L'analisi

Il 70% dell’energia svizzera arriva da fuori

Secondo gli esperti lo stop tedesco non avrà comunque ripercussioni significative nel nostro Paese
©Gabriele Putzu
Dario Campione
15.04.2023 06:00

Secondo un recente studio della Fondazione svizzera per l’energia (FSE), la produzione interna di energia nel nostro Paese copre meno del 30% del fabbisogno. Il restante 70% dev’essere acquistato dall’estero. E la Confederazione spende per questo, in media, 8 miliardi di franchi l’anno. Nel 2022, con l’innalzamento dei prezzi dovuto all’invasione dell’Ucraina e alla conseguente interruzione dell’erogazione di gas dalla Russia, la cifra si è addirittura attestata attorno ai 13 miliardi.

Il tasso di indipendenza energetica del 29,7% (dato 2021) colloca la Svizzera nelle ultime posizioni della classifica europea. Tuttavia, sottolinea l’FSE, la Confederazione è riuscita ad aumentare la produzione propria del 10% in 20 anni, passando (dal 2001 al 2021) da circa il 20% a quasi il 30%.

Stando alle analisi della FSE, la transizione energetica dalle fonti fossili e nucleari verso quelle sostenibili rafforzerà ulteriormente l’indipendenza energetica del Paese. Il motivo è da ricercare nell’elettrificazione - ovvero la sostituzione di tecnologie e servizi che usano combustibili fossili con quelli che usano elettricità ricavata da fonti rinnovabili - di molti esercizi, oltre che nell’espansione delle capacità di produzione di elettricità in territorio nazionale.

Quote minime

Massimo Filippini, ordinario di Economia politica all’USI e al Politecnico di Zurigo, è diretto: «Non penso che la chiusura delle centrali tedesche determinerà un impatto rilevante sulla sicurezza di approvvigionamento, sui prezzi dell’elettricità e sulle emissioni di CO₂ - dice al CdT - Il ruolo del nucleare nel sistema elettrico tedesco è piuttosto limitato, all’incirca il 6% della produzione nel 2022 e meno del 6% nei primi mesi invernali del 2023. Per la Germania sarà più importante espandere ulteriormente le fonti rinnovabili, che oggi rappresentano il 47% della produzione, per sostituire le centrali a carbone».
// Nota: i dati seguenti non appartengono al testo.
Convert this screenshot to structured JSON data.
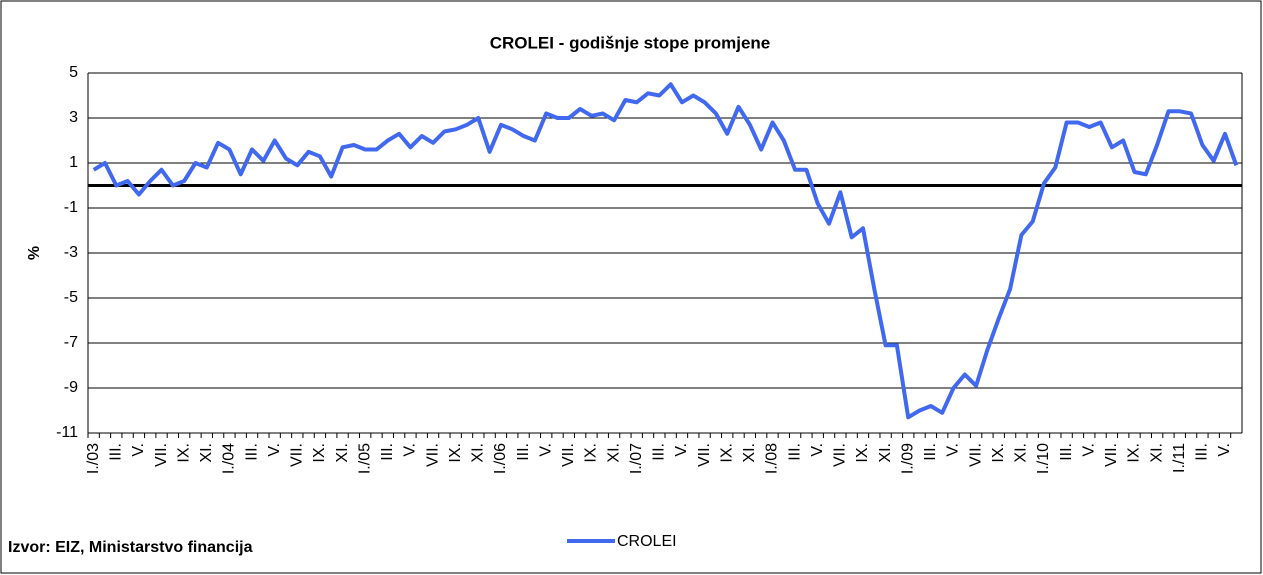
{
  "chart_data": {
    "type": "line",
    "title": "CROLEI - godišnje stope promjene",
    "y_label": "%",
    "source": "Izvor: EIZ, Ministarstvo financija",
    "categories": [
      "I./03",
      null,
      "III.",
      null,
      "V.",
      null,
      "VII.",
      null,
      "IX.",
      null,
      "XI.",
      null,
      "I./04",
      null,
      "III.",
      null,
      "V.",
      null,
      "VII.",
      null,
      "IX.",
      null,
      "XI.",
      null,
      "I./05",
      null,
      "III.",
      null,
      "V.",
      null,
      "VII.",
      null,
      "IX.",
      null,
      "XI.",
      null,
      "I./06",
      null,
      "III.",
      null,
      "V.",
      null,
      "VII.",
      null,
      "IX.",
      null,
      "XI.",
      null,
      "I./07",
      null,
      "III.",
      null,
      "V.",
      null,
      "VII.",
      null,
      "IX.",
      null,
      "XI.",
      null,
      "I./08",
      null,
      "III.",
      null,
      "V.",
      null,
      "VII.",
      null,
      "IX.",
      null,
      "XI.",
      null,
      "I./09",
      null,
      "III.",
      null,
      "V.",
      null,
      "VII.",
      null,
      "IX.",
      null,
      "XI.",
      null,
      "I./10",
      null,
      "III.",
      null,
      "V.",
      null,
      "VII.",
      null,
      "IX.",
      null,
      "XI.",
      null,
      "I./11",
      null,
      "III.",
      null,
      "V.",
      null
    ],
    "series": [
      {
        "name": "CROLEI",
        "color": "#4169f0",
        "values": [
          0.7,
          1.0,
          0.0,
          0.2,
          -0.4,
          0.2,
          0.7,
          0.0,
          0.2,
          1.0,
          0.8,
          1.9,
          1.6,
          0.5,
          1.6,
          1.1,
          2.0,
          1.2,
          0.9,
          1.5,
          1.3,
          0.4,
          1.7,
          1.8,
          1.6,
          1.6,
          2.0,
          2.3,
          1.7,
          2.2,
          1.9,
          2.4,
          2.5,
          2.7,
          3.0,
          1.5,
          2.7,
          2.5,
          2.2,
          2.0,
          3.2,
          3.0,
          3.0,
          3.4,
          3.1,
          3.2,
          2.9,
          3.8,
          3.7,
          4.1,
          4.0,
          4.5,
          3.7,
          4.0,
          3.7,
          3.2,
          2.3,
          3.5,
          2.7,
          1.6,
          2.8,
          2.0,
          0.7,
          0.7,
          -0.8,
          -1.7,
          -0.3,
          -2.3,
          -1.9,
          -4.6,
          -7.1,
          -7.1,
          -10.3,
          -10.0,
          -9.8,
          -10.1,
          -9.0,
          -8.4,
          -8.9,
          -7.3,
          -5.9,
          -4.6,
          -2.2,
          -1.6,
          0.1,
          0.8,
          2.8,
          2.8,
          2.6,
          2.8,
          1.7,
          2.0,
          0.6,
          0.5,
          1.8,
          3.3,
          3.3,
          3.2,
          1.8,
          1.1,
          2.3,
          0.9
        ]
      }
    ],
    "ylim": [
      -11,
      5
    ],
    "yticks": [
      5,
      3,
      1,
      -1,
      -3,
      -5,
      -7,
      -9,
      -11
    ],
    "grid": true,
    "legend": "bottom"
  }
}
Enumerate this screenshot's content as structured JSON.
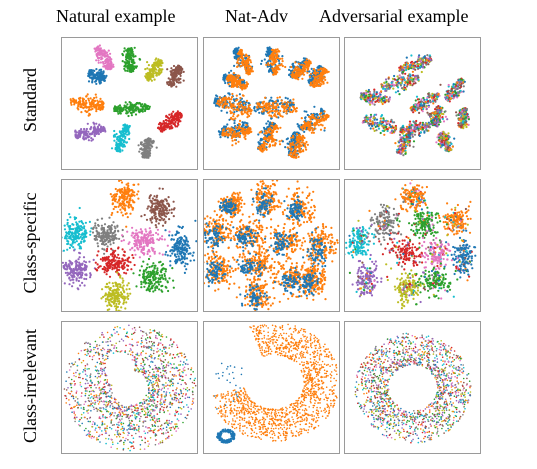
{
  "column_titles": [
    "Natural example",
    "Nat-Adv",
    "Adversarial example"
  ],
  "row_titles": [
    "Standard",
    "Class-specific",
    "Class-irrelevant"
  ],
  "colors": {
    "palette": [
      "#1f77b4",
      "#ff7f0e",
      "#2ca02c",
      "#d62728",
      "#9467bd",
      "#8c564b",
      "#e377c2",
      "#7f7f7f",
      "#bcbd22",
      "#17becf"
    ],
    "natural": "#1f77b4",
    "adversarial": "#ff7f0e",
    "panel_border": "#9a9a9a"
  }
}
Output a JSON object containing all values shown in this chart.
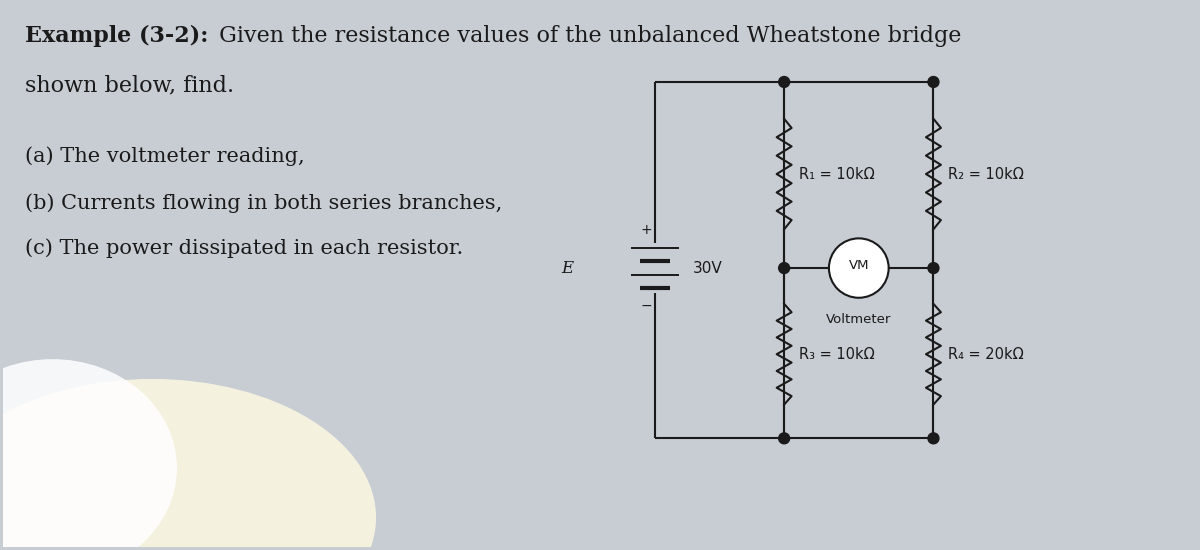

Per il mercato elettrico svizzero e per quello europeo, aggiunge Filippini «è molto più importante l’andamento della produzione delle centrali nucleari francesi. Lo dimostra il fatto che l’importante riduzione nel 2022 della produzione delle centrali transalpine per questioni di sicurezza ha contribuito a far salire in modo importante i prezzi dell’elettricità in tutta Europa».

Anche secondo Giovanni Leonardi, presidente della Azienda elettrica ticinese (AET), lo spegnimento delle ultime tre centrali nucleari tedesche rimaste sin qui attive non avrà conseguenze dirette per la Svizzera. «I meccanismi di funzionamento del mercato dell’energia elettrica non sono legati alla singola fonte di produzione - dice Leonardi al CdT - L’energia si compra su una piattaforma di scambio, una sorta di Borsa, quindi non dai singoli Paesi ma dai distributori». È chiaro che fisicamente, molta dell’energia acquistata dal nostro Paese «arriva dalla Germania e dalla Francia, le nazioni a noi più vicine, ma sinora, nonostante tutto, non ci sono stati grandi problemi». Paradossalmente, avverte Leonardi, «le maggiori difficoltà sono dipese dallo spegnimento per manutenzione di parte dei reattori francesi. I tedeschi hanno già dismesso 15 centrali nucleari, ma per compensare ne hanno riattivato alcune a carbone. La disattivazione delle ultime tre non cambia lo scenario. In ogni caso, vedremo che cosa succederà nei mesi che ci aspettano, quale sarà il prossimo passo della politica tedesca e quali decisioni saranno prese sull’utilizzo del gas e delle fonti rinnovabili».